February 22, 2013
A new study prepared for the United States Department of Defense (DoD) by the National Research Council has given the seal of approval on the importance of green-building certification programs as tools to reduce energy use and other operational costs. “This reaffirmed what we’ve been saying all along – that LEED makes good economic sense,” said Fleming Roberts, Associate, Policy & Advocacy at the US Building Council. “The report recommended that the Department of Defense should require its new buildings or major renovations to be designed to achieve at least LEED Silver certification.”
Based on a review of empirical studies related to energy-efficiency and green building standards, the report confirms that green building certification systems such as LEED (Leadership in Energy and Environmental Design) offer frameworks for successfully reducing energy and water use in buildings. It reveals that on average, high performance buildings use 5-30 per cent less energy and 8-11 per cent less water than “conventional buildings.” The study also found that incremental costs to design and construct green buildings are relatively small when compared to total life-cycle costs.

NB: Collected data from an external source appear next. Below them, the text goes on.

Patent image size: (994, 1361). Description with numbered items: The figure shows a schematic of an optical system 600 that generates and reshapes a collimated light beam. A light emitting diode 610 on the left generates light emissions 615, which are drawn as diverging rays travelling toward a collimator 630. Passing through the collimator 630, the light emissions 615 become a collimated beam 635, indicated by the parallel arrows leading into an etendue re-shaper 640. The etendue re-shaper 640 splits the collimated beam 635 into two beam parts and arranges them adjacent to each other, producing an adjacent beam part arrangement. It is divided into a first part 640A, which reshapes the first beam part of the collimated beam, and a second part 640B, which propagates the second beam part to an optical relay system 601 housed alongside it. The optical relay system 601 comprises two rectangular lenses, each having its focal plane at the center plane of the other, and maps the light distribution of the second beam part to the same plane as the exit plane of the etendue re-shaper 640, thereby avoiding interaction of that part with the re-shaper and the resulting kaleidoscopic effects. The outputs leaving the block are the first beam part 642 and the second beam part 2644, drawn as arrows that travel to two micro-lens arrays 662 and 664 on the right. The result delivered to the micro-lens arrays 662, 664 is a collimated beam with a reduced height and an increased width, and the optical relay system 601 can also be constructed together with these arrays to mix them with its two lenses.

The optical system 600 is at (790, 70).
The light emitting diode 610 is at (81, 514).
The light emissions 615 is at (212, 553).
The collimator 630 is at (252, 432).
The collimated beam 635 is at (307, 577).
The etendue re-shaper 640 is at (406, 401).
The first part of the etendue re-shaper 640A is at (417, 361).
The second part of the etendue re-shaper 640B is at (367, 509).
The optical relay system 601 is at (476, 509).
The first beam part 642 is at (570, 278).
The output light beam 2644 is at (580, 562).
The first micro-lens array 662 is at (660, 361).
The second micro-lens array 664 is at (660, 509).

The publication of the report follows an announcement by the U.S. General Services Administration (GSA) that it is seeking additional input from the public regarding the federal government’s use of third party green building certification systems and how certification systems can best be used to measure the design and performance of the federal government’s construction and major modernisation projects.
Said Roberts: “With over 100 million square feet of federal buildings LEED certified, and approximately 1,400 active LEED accredited professionals working in the federal government it’s clear that LEED is helping federal agencies and departments lead by example and achieve the many benefits of green building.”